To Have and Have Not: A Progress Report on the Global Dynamics of Wealth Inequality (GINI) Project

Part of: Society for American Archaeology 88th Annual Meeting, Portland, OR (2023)

This collection contains the abstracts of the papers presented in the session entitled "To Have and Have Not: A Progress Report on the Global Dynamics of Wealth Inequality (GINI) Project" at the 88th annual meeting of the Society for American Archaeology.

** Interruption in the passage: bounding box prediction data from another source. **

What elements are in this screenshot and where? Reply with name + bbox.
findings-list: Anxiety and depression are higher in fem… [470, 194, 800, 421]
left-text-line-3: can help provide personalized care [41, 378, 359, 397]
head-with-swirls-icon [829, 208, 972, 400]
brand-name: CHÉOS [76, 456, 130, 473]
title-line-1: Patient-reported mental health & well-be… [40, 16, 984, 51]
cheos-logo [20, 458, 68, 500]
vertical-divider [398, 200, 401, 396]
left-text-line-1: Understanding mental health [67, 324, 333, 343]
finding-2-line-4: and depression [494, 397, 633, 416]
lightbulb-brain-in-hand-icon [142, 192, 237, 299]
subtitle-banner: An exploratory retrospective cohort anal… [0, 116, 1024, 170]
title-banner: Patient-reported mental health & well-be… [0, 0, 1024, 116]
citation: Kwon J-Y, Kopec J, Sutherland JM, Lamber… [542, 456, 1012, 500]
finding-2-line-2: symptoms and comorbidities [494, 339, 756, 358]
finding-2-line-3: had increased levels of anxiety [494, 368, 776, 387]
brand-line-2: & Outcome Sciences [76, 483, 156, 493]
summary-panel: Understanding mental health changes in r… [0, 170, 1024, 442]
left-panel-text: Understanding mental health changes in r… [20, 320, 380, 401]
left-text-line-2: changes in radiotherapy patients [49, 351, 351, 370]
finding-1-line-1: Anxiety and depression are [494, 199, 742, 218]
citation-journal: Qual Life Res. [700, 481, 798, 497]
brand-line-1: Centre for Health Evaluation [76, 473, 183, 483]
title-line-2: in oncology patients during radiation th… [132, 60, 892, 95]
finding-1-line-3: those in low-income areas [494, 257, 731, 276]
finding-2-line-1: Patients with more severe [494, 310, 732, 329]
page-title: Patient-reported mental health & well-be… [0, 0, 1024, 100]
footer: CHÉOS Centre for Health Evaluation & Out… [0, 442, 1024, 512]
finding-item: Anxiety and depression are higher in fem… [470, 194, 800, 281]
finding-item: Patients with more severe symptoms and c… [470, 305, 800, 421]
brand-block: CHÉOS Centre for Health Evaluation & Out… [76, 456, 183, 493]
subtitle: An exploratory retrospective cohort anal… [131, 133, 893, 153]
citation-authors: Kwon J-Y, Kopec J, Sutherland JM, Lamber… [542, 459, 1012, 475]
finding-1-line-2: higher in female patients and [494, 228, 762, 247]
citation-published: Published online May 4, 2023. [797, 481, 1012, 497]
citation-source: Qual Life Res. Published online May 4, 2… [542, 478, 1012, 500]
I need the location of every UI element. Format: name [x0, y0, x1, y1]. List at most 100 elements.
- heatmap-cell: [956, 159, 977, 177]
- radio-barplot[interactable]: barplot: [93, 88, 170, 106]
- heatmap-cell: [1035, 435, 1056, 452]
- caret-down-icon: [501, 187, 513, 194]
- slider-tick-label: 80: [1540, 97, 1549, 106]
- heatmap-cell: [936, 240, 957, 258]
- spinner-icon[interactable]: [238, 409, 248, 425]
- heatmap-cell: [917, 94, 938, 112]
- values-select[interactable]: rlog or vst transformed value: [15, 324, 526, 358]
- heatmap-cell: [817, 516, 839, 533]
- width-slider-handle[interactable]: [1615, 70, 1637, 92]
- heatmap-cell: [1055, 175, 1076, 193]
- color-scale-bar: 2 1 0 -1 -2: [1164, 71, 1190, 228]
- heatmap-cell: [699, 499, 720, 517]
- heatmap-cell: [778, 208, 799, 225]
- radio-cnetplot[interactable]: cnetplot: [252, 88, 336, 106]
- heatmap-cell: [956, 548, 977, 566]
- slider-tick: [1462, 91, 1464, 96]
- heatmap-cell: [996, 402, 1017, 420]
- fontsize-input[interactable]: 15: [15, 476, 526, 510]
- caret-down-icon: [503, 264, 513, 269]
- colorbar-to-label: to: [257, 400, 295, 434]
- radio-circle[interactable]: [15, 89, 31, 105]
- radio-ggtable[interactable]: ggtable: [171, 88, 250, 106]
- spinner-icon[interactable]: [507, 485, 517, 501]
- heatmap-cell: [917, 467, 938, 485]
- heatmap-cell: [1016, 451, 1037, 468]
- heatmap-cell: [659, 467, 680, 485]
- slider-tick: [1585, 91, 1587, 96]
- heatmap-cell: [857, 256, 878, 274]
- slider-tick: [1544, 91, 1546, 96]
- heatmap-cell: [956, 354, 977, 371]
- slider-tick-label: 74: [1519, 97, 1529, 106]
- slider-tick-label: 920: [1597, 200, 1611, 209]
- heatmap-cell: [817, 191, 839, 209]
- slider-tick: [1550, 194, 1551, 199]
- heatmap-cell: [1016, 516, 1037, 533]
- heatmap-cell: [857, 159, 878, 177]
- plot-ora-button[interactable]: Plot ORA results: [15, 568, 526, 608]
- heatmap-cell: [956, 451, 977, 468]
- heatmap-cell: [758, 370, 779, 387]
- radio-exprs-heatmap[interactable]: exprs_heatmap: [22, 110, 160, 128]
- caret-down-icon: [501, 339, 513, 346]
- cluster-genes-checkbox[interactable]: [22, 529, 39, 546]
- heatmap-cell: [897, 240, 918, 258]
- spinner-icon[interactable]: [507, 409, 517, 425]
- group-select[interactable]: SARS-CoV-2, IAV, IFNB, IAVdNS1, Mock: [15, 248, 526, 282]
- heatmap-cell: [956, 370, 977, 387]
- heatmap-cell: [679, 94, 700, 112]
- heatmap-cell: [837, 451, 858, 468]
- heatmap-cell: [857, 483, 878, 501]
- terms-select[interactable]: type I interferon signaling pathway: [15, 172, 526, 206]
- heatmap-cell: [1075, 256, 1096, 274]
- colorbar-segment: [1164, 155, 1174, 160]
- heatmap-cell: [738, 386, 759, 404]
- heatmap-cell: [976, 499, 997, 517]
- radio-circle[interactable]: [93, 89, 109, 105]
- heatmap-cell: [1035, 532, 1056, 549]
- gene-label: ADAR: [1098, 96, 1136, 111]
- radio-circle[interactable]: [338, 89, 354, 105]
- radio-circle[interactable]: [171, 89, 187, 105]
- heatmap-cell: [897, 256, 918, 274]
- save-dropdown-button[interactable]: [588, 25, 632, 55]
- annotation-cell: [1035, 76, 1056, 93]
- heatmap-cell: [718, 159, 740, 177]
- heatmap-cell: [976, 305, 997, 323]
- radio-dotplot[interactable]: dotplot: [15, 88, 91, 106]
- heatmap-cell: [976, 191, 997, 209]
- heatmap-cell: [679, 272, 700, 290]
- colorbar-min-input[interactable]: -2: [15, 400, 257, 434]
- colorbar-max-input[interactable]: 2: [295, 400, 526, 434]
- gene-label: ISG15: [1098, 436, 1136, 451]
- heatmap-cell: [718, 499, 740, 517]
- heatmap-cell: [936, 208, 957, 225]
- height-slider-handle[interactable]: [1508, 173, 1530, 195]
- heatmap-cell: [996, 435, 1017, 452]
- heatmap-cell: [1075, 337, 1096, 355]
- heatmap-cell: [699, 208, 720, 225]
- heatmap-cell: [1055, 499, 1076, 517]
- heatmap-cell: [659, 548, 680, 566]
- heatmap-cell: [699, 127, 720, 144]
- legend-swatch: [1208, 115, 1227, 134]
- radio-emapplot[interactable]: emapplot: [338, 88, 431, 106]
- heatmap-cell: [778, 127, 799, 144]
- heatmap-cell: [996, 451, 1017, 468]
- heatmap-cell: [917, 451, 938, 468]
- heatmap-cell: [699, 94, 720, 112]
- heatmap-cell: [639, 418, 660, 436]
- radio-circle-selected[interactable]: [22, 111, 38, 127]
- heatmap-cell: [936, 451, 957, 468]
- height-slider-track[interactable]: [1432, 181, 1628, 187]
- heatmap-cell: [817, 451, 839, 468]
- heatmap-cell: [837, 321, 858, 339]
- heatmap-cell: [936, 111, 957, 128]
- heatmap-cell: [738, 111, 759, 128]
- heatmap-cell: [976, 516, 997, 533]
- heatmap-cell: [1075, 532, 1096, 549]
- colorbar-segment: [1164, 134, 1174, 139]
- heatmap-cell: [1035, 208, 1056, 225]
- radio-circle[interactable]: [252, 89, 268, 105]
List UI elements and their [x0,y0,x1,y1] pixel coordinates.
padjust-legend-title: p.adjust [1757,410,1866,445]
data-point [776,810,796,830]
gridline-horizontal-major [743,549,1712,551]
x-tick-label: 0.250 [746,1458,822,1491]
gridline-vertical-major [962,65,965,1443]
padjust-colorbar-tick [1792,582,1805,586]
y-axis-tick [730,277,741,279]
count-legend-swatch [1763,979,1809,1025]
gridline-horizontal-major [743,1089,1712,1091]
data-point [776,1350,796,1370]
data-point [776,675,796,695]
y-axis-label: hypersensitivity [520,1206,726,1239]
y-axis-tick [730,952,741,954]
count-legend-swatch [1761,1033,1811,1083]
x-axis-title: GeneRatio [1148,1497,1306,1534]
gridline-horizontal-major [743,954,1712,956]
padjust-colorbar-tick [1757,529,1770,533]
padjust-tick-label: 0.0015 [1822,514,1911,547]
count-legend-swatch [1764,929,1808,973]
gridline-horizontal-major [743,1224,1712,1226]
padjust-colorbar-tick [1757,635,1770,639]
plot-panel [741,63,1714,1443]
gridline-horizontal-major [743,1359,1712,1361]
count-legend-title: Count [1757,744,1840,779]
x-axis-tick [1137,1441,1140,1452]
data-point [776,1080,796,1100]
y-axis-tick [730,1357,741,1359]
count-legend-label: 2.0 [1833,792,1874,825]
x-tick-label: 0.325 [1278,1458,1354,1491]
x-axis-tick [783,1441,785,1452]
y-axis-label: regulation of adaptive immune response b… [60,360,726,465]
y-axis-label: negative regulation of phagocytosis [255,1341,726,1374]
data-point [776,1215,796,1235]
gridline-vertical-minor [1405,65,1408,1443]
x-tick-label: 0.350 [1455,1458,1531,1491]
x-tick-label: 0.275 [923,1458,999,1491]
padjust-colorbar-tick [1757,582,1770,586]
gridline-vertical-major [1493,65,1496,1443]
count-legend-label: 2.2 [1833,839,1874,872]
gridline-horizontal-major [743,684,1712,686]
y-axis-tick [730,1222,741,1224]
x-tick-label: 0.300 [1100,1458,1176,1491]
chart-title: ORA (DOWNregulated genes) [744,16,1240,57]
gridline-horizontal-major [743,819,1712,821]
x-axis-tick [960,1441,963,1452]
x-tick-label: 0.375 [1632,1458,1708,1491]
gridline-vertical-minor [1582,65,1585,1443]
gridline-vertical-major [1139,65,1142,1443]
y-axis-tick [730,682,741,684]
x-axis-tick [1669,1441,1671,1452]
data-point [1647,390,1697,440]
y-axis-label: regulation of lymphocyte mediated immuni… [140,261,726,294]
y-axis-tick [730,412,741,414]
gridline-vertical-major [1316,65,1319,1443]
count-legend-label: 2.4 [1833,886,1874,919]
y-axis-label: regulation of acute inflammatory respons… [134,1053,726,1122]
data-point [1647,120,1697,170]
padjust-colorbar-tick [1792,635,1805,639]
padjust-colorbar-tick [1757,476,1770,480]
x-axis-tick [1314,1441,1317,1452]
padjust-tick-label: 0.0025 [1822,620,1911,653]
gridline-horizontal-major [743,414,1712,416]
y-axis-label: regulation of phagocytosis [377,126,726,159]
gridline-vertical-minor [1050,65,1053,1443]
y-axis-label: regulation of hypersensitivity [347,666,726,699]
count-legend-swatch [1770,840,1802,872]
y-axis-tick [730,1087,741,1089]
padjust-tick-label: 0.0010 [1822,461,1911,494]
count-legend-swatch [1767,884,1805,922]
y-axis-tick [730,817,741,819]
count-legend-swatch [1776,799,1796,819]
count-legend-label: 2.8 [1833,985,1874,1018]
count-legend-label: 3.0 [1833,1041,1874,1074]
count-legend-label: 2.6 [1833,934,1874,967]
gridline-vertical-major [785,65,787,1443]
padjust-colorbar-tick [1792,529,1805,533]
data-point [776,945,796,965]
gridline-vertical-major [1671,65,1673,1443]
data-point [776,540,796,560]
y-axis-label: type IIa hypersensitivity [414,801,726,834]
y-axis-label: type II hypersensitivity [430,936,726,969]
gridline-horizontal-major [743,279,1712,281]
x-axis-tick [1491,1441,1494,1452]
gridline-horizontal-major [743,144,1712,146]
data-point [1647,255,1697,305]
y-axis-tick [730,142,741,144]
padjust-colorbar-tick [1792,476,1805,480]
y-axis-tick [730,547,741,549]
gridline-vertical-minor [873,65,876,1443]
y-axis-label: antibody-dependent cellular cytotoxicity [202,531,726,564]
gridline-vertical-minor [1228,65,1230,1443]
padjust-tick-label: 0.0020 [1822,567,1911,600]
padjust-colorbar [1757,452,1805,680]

Archaeologists can provide long-term perspectives and foundational background on pressing global problems and generate analyses using frameworks that unify the past and the present. Here we consider how past (and current) societies experience and respond to wealth differences, and the consequences of those choices. The GINI Project, sponsored by the Coalition for Archaeological Synthesis, managed through the Center for Collaborative Synthesis, and funded by NSF, is a coalition of researchers investigating the dynamics of wealth inequality in a rigorous and repeatable way, making comparisons across regions and through time to isolate factors associated with variable levels of wealth difference. Our chief measures of wealth inequality are Gini coefficients calculated across sizes of contemporaneous houses from a dozen world regions. Coalition members will present new findings based on their regional expertise, describing trends in household wealth inequality, and exploring the relationships between wealth inequality, political power, violence, structures of governance, and other factors. We also address methodological issues associated with the Gini index to characterize its performance in ethnohistorically known and contemporaneous western societies. We will demonstrate the power and productivity of a new model for archaeological collaboration that can contribute to addressing fundamental questions about wealth distribution in human societies.